Two orphans whose parents were killed months apart by terrorists in 2002 announced their engagement recently.

By Batya Jerenberg, World Israel News

Two orphans who met at a support group for those robbed of their parents by Palestinian terrorism, found stronger support than they ever imagined and have announced their engagement, Yediot Ahronot reported Sunday.

Ayelet Dikstein survived an ambush on her family’s car in July 2002 in the South Hebron Hills. Fatah Tanzim terrorists opened fire from one side of the road. Her father, Yosef, saw someone he thought was a soldier coming from the other side so he stopped the car, which held his wife and six of his 10 children.

Instead, it was another terrorist, and he, his wife Hannah, and nine-year-old daughter Shuva-el were murdered. Another two of their children were injured. Young Ayelet helped her siblings during the attack.
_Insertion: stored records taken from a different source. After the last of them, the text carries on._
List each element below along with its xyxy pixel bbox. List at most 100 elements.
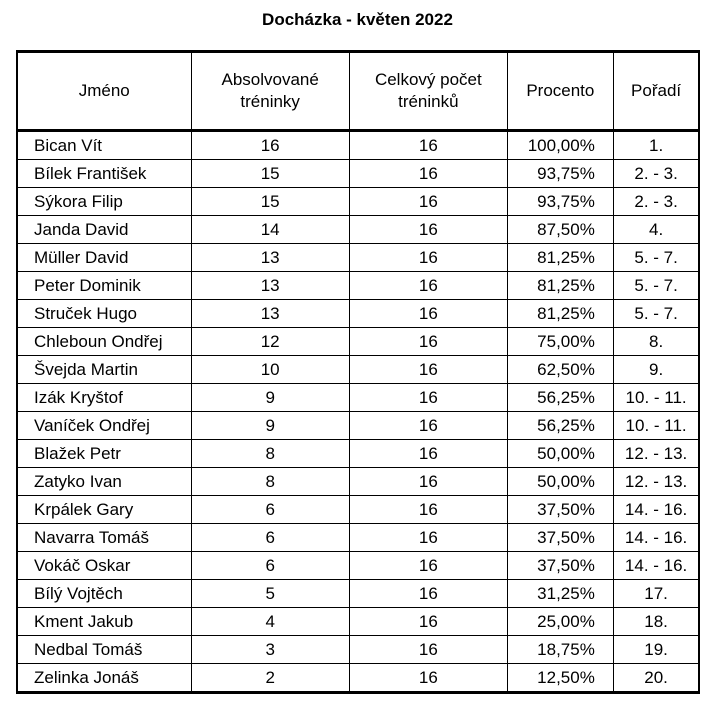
cell-completed: 15: [190, 159, 350, 188]
cell-total: 16: [348, 215, 508, 244]
cell-percent: 37,50%: [506, 551, 614, 580]
cell-name: Janda David: [16, 215, 192, 244]
cell-name: Vokáč Oskar: [16, 551, 192, 580]
cell-percent: 18,75%: [506, 635, 614, 664]
table-row: Blažek Petr 8 16 50,00% 12. - 13.: [16, 439, 700, 468]
cell-total: 16: [348, 495, 508, 524]
cell-total: 16: [348, 299, 508, 328]
cell-percent: 75,00%: [506, 327, 614, 356]
cell-percent: 81,25%: [506, 271, 614, 300]
table-row: Vaníček Ondřej 9 16 56,25% 10. - 11.: [16, 411, 700, 440]
header-name: Jméno: [16, 51, 192, 131]
cell-completed: 13: [190, 243, 350, 272]
table-row: Zatyko Ivan 8 16 50,00% 12. - 13.: [16, 467, 700, 496]
cell-total: 16: [348, 635, 508, 664]
cell-percent: 93,75%: [506, 159, 614, 188]
cell-completed: 15: [190, 187, 350, 216]
cell-name: Bílý Vojtěch: [16, 579, 192, 608]
cell-total: 16: [348, 551, 508, 580]
cell-rank: 14. - 16.: [612, 523, 700, 552]
cell-percent: 50,00%: [506, 467, 614, 496]
cell-name: Kment Jakub: [16, 607, 192, 636]
cell-completed: 6: [190, 523, 350, 552]
cell-rank: 12. - 13.: [612, 467, 700, 496]
header-row: Jméno Absolvované tréninky Celkový počet…: [16, 51, 700, 131]
cell-percent: 62,50%: [506, 355, 614, 384]
cell-rank: 2. - 3.: [612, 159, 700, 188]
cell-name: Bican Vít: [16, 130, 192, 160]
cell-completed: 9: [190, 411, 350, 440]
header-percent: Procento: [506, 51, 614, 131]
cell-name: Bílek František: [16, 159, 192, 188]
cell-total: 16: [348, 327, 508, 356]
cell-total: 16: [348, 579, 508, 608]
cell-total: 16: [348, 243, 508, 272]
cell-total: 16: [348, 467, 508, 496]
cell-name: Vaníček Ondřej: [16, 411, 192, 440]
cell-percent: 12,50%: [506, 663, 614, 693]
cell-name: Zatyko Ivan: [16, 467, 192, 496]
cell-percent: 56,25%: [506, 383, 614, 412]
table-row: Müller David 13 16 81,25% 5. - 7.: [16, 243, 700, 272]
cell-completed: 2: [190, 663, 350, 693]
table-row: Švejda Martin 10 16 62,50% 9.: [16, 355, 700, 384]
cell-total: 16: [348, 159, 508, 188]
cell-rank: 4.: [612, 215, 700, 244]
cell-total: 16: [348, 663, 508, 693]
cell-rank: 5. - 7.: [612, 271, 700, 300]
cell-rank: 19.: [612, 635, 700, 664]
cell-name: Navarra Tomáš: [16, 523, 192, 552]
table-row: Bílý Vojtěch 5 16 31,25% 17.: [16, 579, 700, 608]
table-row: Vokáč Oskar 6 16 37,50% 14. - 16.: [16, 551, 700, 580]
cell-name: Chleboun Ondřej: [16, 327, 192, 356]
cell-rank: 20.: [612, 663, 700, 693]
cell-name: Krpálek Gary: [16, 495, 192, 524]
cell-total: 16: [348, 411, 508, 440]
cell-total: 16: [348, 383, 508, 412]
table-row: Struček Hugo 13 16 81,25% 5. - 7.: [16, 299, 700, 328]
table-row: Nedbal Tomáš 3 16 18,75% 19.: [16, 635, 700, 664]
table-row: Janda David 14 16 87,50% 4.: [16, 215, 700, 244]
table-row: Izák Kryštof 9 16 56,25% 10. - 11.: [16, 383, 700, 412]
cell-total: 16: [348, 439, 508, 468]
cell-percent: 93,75%: [506, 187, 614, 216]
cell-percent: 37,50%: [506, 495, 614, 524]
cell-rank: 17.: [612, 579, 700, 608]
attendance-table: Jméno Absolvované tréninky Celkový počet…: [16, 50, 701, 694]
cell-percent: 81,25%: [506, 299, 614, 328]
cell-rank: 2. - 3.: [612, 187, 700, 216]
cell-rank: 1.: [612, 130, 700, 160]
cell-rank: 5. - 7.: [612, 299, 700, 328]
cell-percent: 25,00%: [506, 607, 614, 636]
table-row: Sýkora Filip 15 16 93,75% 2. - 3.: [16, 187, 700, 216]
cell-name: Müller David: [16, 243, 192, 272]
cell-total: 16: [348, 271, 508, 300]
cell-percent: 50,00%: [506, 439, 614, 468]
cell-completed: 13: [190, 271, 350, 300]
cell-percent: 87,50%: [506, 215, 614, 244]
cell-total: 16: [348, 355, 508, 384]
cell-completed: 13: [190, 299, 350, 328]
table-row: Chleboun Ondřej 12 16 75,00% 8.: [16, 327, 700, 356]
header-rank: Pořadí: [612, 51, 700, 131]
cell-total: 16: [348, 130, 508, 160]
cell-percent: 81,25%: [506, 243, 614, 272]
table-row: Bican Vít 16 16 100,00% 1.: [16, 130, 700, 160]
cell-name: Zelinka Jonáš: [16, 663, 192, 693]
cell-total: 16: [348, 607, 508, 636]
cell-rank: 5. - 7.: [612, 243, 700, 272]
cell-percent: 31,25%: [506, 579, 614, 608]
cell-completed: 14: [190, 215, 350, 244]
table-row: Bílek František 15 16 93,75% 2. - 3.: [16, 159, 700, 188]
table-row: Kment Jakub 4 16 25,00% 18.: [16, 607, 700, 636]
cell-completed: 6: [190, 495, 350, 524]
cell-completed: 10: [190, 355, 350, 384]
page-title: Docházka - květen 2022: [262, 10, 453, 29]
cell-completed: 4: [190, 607, 350, 636]
cell-rank: 14. - 16.: [612, 551, 700, 580]
table-row: Krpálek Gary 6 16 37,50% 14. - 16.: [16, 495, 700, 524]
header-completed: Absolvované tréninky: [190, 51, 350, 131]
cell-percent: 100,00%: [506, 130, 614, 160]
cell-completed: 9: [190, 383, 350, 412]
cell-name: Sýkora Filip: [16, 187, 192, 216]
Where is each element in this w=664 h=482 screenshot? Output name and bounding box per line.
Both Yosef and Hannah were teachers in religious high schools in Jerusalem, and had recently moved from the capital to village of Psagot in the Binyamin region, partly out of solidarity to strengthen the embattled community.

Gavish family

Four months previously, the Gavish family home in Elon Moreh was invaded by an Arab terrorist during the Passover holiday. He shot Avigdor’s parents, David and Rachel, Rachel’s father Yitzchak Kaner, and his oldest brother, Avraham, who all later died of their wounds.

Neighbors, among them IDF soldiers, heard the gunshots and came running. The terrorist hid in a closet while they rescued the remaining family members, including Avigdor, who was a 19-year-old draftee at the time, by propping a ladder up to a second floor porch, according to a soldier, one of the rescuers who held the terrorist at bay on the first floor, wounding him.

That attack occurred one day after the infamous Hamas massacre at Netanya’s Park Hotel which killed 30 and wounded 140.

Ayelet and Avigdor met many times over the years at events for orphans of terror attacks sponsored by the OneFamily Fund, a non-profit group that helps rebuild the lives of Israeli victims of terror. They started dating two years ago.

Before telling their families the happy news, the couple went to the cemeteries where their loved ones were buried in a bittersweet gesture of filial love and respect, Ynet reports.